The White Pointer Shark.  Ruler of the West Coast.

South Australian waters generally and West Coast waters in particular are frequented by the White Pointer shark (carcharodon carcharias). This formidable predator commonly reaches a length of five metres, though specimens nine metres long have been reported. It is not clear how common the shark is and it is a protected species. It may not be especially rare, to judge by the number that assembled off Cape Jervis in 2001 to feast on a dead whale.

[ image: White Pointer.]
A White Pointer in profile. Note the almost equal tail lobes, an unusual feature of this shark.

The shark is commonly found near seal colonies, as seals are among its favourite prey. It takes dolphins and large fish but it is also a scavenger, as in the case of the whale. Because of the shark's size and formidable teeth, attacks on humans are frequently fatal, some victims having been completely eaten. The shark appears to have a habit of attacking without warning or preliminary investigation. The shark has been known to ram boats and a South African White Pointer has been filmed in the act of leaping clear of the water.

[ image: White Pointer head on.]
A White Pointer seen almost head on.

Since the first recorded South Australian fatal attack in 1926, seventeen further fatal attacks are known to have to occurred. Probably all of them were by White Pointers. Since 1974, several fatal attacks have been recorded at Neptune Island and points west. These include attacks on consecutive days in September 2000 and the death of an abalone diver in 2011, as the result of simultaneous attacks by two sharks. This concentration of attacks is perhaps due to the increase in aquatic activity on the West Coast in recent years. The victims include surfers and recreational divers. Shallow water appears to offer no safe haven, as attacks have been recorded in two metres of water.

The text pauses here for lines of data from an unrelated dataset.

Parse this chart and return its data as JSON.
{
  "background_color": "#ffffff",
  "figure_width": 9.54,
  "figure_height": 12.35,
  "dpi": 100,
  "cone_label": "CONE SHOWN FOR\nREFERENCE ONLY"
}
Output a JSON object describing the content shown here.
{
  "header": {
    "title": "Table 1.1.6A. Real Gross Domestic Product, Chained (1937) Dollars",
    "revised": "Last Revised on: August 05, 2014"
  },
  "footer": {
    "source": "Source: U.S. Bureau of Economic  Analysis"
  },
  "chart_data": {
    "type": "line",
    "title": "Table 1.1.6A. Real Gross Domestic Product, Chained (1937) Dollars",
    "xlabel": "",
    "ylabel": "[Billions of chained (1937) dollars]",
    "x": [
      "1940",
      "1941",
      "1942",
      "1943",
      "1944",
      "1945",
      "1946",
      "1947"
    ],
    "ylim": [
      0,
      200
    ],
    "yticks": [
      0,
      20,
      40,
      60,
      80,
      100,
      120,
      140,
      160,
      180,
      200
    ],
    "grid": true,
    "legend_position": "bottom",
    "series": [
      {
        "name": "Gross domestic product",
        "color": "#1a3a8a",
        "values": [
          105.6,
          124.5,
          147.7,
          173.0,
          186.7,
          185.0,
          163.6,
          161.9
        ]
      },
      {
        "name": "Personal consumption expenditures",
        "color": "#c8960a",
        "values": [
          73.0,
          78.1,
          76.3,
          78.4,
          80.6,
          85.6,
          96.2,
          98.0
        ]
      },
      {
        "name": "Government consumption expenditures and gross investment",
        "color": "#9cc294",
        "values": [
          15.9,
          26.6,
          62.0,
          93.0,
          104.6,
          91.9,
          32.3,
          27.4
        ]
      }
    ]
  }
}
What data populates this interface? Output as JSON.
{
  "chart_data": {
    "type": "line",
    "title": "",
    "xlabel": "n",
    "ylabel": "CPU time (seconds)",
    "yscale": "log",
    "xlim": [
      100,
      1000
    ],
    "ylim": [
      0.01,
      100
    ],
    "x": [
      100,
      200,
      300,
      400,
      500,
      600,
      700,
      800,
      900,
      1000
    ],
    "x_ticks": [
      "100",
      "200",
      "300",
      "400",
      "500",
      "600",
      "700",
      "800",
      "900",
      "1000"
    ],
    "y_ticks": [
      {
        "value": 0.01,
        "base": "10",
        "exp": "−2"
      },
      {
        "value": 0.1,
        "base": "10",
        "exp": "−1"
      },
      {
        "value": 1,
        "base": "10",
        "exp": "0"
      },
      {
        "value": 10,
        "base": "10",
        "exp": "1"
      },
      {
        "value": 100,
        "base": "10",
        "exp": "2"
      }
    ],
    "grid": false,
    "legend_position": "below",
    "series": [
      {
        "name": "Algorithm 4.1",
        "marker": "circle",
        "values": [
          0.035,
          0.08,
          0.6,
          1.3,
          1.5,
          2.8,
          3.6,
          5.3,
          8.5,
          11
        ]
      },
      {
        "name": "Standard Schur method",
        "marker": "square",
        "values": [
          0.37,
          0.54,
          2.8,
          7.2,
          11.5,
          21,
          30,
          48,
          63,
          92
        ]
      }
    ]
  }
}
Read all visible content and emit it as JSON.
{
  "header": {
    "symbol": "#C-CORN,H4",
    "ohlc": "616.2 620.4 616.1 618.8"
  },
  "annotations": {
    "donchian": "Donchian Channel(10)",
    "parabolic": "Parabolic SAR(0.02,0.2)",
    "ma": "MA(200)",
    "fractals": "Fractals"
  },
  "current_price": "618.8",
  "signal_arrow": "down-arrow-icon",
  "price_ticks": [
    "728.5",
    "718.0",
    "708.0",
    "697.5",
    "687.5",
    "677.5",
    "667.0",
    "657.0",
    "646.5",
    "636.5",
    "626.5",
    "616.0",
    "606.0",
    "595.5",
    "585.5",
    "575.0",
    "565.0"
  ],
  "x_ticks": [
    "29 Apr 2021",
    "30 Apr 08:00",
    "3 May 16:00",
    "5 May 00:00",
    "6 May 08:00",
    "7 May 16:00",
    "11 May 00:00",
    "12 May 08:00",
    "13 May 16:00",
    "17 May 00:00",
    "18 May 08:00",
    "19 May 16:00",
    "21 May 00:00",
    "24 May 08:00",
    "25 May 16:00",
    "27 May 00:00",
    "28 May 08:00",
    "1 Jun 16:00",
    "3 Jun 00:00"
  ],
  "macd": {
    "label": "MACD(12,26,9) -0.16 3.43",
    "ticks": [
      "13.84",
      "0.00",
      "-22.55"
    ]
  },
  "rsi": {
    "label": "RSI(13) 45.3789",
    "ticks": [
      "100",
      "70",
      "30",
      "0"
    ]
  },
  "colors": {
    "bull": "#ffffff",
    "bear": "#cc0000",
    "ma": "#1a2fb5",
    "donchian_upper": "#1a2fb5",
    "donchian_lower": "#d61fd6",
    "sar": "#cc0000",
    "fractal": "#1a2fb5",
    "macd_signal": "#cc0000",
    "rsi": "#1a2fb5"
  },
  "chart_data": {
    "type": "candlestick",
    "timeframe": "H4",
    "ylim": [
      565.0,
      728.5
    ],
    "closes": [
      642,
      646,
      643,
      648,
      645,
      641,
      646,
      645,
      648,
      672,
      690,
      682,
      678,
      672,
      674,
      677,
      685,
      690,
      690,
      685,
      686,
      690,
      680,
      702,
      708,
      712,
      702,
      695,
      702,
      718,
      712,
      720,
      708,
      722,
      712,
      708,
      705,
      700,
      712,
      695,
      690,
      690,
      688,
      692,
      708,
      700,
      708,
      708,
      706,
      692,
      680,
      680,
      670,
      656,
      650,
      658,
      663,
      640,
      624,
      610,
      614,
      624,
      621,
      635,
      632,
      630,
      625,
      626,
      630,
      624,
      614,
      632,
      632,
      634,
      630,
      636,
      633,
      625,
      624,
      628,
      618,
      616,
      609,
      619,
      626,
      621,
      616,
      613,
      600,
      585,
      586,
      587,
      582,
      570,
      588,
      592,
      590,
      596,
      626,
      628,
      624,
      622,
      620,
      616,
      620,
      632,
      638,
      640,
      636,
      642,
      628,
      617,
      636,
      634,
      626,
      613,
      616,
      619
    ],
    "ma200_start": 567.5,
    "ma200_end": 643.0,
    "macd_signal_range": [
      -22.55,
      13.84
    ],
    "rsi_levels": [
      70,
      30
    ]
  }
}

While not wishing to exaggerate the dangers, it is clear that we share the seas with this deadly shark on its own terms. Caution should be exercised in all water activities, especially in the area of seal colonies, which seem to be increasing in numbers, including a new one at Cape Blanche at Sceale Bay.

South Australia's White Pointers starred as the real sharks in the films Jaws and Atlantis, as well as in numerous documentaries.